By visualizing LN-NSC008 cells in situ, we have been able to correlate behavioral outcomes with the presence of NSCs at injury sites. Future studies should expand on these findings by evaluating strategies to enhance LM-NSC008 cell accumulation, including dosing paradigms. While not evaluated in this study, previous work from our laboratory has demonstrated that LM-NSC008 cells are not tumorigenic in vivo (tested for up to 12 months in immunodeficient mice), suggesting that they will be safe to use as a therapy for TBI [42]. Regarding possible sex differences, preliminary data from our laboratory shows that the benefits of LM-NSC008 cell therapy are equivalent in immunosuppressed female rats after TBI (unpublished).

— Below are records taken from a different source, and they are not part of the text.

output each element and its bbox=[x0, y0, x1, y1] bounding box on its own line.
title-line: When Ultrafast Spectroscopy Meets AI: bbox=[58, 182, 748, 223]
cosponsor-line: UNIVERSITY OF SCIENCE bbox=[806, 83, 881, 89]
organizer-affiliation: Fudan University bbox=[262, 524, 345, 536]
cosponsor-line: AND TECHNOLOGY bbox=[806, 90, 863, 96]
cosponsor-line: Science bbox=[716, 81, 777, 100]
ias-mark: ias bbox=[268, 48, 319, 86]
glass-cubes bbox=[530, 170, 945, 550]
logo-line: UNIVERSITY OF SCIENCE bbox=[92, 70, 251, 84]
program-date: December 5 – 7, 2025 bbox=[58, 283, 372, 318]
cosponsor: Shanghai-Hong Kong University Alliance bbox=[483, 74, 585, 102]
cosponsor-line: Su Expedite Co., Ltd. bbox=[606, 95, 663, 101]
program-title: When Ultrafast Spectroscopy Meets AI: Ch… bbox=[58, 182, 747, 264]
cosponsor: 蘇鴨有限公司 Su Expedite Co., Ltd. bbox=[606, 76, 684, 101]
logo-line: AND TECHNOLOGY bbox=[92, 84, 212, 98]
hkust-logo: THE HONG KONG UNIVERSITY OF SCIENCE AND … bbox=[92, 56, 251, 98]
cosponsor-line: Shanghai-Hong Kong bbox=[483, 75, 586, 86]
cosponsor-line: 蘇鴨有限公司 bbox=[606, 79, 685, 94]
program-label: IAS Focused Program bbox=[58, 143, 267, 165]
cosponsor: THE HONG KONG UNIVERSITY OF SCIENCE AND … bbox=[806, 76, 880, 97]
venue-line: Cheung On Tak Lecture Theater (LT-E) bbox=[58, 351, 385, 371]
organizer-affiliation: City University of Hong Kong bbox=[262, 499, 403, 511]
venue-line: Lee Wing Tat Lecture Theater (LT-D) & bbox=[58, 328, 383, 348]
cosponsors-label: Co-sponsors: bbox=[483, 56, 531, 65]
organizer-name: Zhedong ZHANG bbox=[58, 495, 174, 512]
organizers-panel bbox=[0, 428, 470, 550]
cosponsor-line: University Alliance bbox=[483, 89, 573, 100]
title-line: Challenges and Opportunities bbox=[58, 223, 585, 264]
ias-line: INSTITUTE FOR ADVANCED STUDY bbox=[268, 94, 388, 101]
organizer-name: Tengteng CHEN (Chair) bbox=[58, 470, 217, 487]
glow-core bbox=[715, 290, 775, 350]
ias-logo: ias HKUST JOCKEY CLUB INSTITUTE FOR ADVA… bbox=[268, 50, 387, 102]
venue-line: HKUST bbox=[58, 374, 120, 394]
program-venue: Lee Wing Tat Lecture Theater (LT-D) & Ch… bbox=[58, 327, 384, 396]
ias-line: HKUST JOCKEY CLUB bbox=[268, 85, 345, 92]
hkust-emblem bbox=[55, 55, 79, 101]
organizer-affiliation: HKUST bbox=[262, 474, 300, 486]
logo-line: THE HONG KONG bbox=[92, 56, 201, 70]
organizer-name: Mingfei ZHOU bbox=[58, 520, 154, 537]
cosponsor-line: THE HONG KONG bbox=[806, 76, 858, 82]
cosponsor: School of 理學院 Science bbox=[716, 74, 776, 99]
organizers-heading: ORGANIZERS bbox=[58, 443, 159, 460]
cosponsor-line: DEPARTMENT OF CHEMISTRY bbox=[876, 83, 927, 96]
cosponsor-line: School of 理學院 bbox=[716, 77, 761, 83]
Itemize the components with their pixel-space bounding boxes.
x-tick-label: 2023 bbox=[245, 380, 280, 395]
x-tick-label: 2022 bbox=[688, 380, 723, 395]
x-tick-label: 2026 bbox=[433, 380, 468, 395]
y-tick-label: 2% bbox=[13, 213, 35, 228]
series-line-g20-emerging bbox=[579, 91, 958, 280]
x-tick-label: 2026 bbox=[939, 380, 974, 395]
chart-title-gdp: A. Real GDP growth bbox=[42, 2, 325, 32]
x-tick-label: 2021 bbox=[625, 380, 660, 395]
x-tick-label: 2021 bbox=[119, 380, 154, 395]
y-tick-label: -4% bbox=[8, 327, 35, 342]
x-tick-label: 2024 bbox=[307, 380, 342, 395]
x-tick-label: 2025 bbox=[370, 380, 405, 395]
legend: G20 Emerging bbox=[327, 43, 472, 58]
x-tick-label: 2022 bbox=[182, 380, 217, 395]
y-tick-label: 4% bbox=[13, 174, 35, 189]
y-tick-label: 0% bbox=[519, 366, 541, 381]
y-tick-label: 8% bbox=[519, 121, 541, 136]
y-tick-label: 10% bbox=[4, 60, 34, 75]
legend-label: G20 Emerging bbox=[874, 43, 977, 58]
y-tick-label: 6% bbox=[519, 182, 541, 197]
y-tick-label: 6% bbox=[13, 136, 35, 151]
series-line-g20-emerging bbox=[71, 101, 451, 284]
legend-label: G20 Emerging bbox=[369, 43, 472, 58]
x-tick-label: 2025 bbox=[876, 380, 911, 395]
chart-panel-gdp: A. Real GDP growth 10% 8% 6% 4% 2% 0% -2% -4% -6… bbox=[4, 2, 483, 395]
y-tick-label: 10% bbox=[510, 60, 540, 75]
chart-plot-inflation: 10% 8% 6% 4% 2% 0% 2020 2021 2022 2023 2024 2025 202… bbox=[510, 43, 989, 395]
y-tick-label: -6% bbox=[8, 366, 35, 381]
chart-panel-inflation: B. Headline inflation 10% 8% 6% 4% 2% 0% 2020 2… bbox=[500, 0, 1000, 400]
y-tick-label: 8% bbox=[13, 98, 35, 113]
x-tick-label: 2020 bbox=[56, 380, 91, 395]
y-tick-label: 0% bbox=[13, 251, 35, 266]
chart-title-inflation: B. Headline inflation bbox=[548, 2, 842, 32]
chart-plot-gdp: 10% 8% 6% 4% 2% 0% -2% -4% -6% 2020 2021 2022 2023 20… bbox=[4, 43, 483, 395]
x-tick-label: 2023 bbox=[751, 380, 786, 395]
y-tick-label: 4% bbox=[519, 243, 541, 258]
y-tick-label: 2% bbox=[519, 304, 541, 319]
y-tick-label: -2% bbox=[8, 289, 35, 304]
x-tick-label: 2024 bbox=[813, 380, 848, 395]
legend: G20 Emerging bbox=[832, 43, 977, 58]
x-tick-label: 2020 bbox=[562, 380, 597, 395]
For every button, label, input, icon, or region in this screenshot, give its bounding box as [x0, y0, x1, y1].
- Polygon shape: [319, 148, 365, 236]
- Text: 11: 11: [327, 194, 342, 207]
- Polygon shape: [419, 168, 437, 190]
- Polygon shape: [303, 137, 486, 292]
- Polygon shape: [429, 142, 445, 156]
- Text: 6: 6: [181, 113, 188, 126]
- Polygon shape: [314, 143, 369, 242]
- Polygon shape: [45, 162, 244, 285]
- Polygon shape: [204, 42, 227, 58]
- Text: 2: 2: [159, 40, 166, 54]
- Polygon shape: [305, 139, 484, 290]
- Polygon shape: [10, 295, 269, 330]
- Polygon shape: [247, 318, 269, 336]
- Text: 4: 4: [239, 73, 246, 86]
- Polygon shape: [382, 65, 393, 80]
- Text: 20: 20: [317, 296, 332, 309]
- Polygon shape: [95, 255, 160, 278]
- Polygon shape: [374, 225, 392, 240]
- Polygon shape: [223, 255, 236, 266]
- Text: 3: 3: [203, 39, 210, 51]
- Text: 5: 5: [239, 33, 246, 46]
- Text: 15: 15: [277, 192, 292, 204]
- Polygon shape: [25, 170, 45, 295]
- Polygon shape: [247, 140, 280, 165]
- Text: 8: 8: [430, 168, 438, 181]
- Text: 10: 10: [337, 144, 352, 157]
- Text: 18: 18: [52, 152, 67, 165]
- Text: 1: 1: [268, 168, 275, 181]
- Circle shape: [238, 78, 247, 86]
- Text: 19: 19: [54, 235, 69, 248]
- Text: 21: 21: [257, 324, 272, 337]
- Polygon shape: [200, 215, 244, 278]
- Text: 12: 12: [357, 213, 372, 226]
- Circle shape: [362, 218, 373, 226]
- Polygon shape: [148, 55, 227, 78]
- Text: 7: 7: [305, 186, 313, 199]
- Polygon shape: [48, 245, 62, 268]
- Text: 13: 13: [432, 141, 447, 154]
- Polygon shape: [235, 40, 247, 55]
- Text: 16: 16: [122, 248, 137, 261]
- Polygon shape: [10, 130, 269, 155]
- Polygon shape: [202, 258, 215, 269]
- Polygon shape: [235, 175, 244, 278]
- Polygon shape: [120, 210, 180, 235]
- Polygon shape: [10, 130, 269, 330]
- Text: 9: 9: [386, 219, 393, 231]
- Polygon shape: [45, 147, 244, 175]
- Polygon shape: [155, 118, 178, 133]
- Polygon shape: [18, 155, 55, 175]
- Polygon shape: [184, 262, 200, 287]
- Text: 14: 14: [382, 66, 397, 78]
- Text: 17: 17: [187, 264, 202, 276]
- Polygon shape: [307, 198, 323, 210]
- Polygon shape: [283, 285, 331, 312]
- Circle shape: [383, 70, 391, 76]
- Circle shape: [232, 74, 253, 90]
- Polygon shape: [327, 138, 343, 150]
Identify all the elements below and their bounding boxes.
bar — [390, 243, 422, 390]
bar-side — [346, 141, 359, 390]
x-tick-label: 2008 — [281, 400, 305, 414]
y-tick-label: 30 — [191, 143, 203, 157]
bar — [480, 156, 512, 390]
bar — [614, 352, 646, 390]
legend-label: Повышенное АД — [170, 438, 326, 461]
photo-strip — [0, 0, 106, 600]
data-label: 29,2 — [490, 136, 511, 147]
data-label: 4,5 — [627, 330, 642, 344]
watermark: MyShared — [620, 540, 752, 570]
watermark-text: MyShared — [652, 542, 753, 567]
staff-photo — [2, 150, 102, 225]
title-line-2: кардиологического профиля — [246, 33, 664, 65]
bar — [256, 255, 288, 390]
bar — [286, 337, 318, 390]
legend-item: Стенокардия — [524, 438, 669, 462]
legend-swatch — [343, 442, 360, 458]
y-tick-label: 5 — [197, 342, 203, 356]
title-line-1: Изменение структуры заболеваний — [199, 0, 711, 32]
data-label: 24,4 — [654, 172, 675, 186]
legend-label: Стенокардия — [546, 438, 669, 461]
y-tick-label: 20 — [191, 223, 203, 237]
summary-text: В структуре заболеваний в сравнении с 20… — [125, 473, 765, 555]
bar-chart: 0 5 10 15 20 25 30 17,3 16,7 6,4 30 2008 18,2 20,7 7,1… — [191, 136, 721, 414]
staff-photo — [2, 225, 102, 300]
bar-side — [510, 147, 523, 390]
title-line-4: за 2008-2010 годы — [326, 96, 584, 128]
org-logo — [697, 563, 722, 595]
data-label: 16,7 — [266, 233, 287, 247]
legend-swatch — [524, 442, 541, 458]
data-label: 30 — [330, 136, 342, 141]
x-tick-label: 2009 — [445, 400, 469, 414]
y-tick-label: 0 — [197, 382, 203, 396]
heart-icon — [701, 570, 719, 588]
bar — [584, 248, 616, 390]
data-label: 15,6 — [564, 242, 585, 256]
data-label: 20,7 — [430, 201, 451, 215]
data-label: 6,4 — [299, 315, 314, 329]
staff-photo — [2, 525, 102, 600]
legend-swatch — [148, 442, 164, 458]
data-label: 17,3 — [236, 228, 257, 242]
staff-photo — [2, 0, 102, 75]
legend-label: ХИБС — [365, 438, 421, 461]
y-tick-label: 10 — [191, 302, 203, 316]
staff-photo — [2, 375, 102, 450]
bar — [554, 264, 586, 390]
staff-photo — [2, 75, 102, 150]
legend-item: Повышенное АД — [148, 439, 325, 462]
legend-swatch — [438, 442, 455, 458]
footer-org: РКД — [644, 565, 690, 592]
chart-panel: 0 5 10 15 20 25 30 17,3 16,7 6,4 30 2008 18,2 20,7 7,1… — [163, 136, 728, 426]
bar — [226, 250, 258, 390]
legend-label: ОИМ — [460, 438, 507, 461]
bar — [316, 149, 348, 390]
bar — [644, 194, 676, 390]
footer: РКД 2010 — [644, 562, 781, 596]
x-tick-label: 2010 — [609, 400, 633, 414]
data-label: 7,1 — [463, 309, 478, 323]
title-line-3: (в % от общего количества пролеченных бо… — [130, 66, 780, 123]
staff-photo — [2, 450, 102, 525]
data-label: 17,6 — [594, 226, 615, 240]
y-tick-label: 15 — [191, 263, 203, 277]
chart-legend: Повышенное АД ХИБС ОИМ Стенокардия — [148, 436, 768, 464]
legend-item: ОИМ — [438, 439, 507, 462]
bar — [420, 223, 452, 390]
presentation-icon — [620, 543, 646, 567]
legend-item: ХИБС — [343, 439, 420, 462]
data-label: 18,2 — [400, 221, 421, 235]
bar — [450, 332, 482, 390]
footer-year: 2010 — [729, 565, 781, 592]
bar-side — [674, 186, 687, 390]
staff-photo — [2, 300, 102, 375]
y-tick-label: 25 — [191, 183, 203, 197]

These studies will have significant translational impact by providing a route of administration (intranasal) that is less invasive than other routes of stem cell administration and that will be more cost effective than current approaches because it can be done in an outpatient setting and can overcome risks and hindrances associated with current routes of administration. Thus, these findings have the potential to instill confidence in the use of NSC therapy that could ultimately serve as a viable treatment for the millions of TBI survivors who currently have few options for treatment of their debilitating motor and cognitive abilities.

Overall, the current study is the first to report an evaluation of distribution of allogeneic LM-NSC008 cells at the TBI sites and subsequent improvement in spatial learning. These studies, if expanded to other neurodegenerative diseases, could change the treatment paradigm for patients with TBI and other diseases of CNS, providing a method for noninvasive, repeat treatments.

5. Conclusions

Although previous studies have addressed IC and IN delivery of proteins, growth factors, hormones, small molecules, and stem cells to treat neurological disorders or glioma in rodents, those studies cannot be easily translated to humans without the use of expensive and time-consuming preclinical studies. To the best of our knowledge, the proposed studies will be the first to develop a quantitative model of human allogeneic NSC migration in the brain after IN delivery that can lead to optimization and prediction of the doses and routes of NSC delivery. These findings indicate that IN administration resulted in distribution of LM-NSC008 cells at TBI and distant to TBI sites in a rat model of CCI. LM-NSC008 cell distribution leads to improved recovery of cognitive performance, thereby demonstrating the potential utility of IN delivery of LM-NSC008 cells in a therapeutic context. This work also demonstrates the feasibility of using tissue clearing and volume imaging as a means of evaluating LM-NSC008 cell migration and distribution in the brain. These measures will aid in optimizing dose, timing, and route of NSC-mediated cellular therapies for clinical use.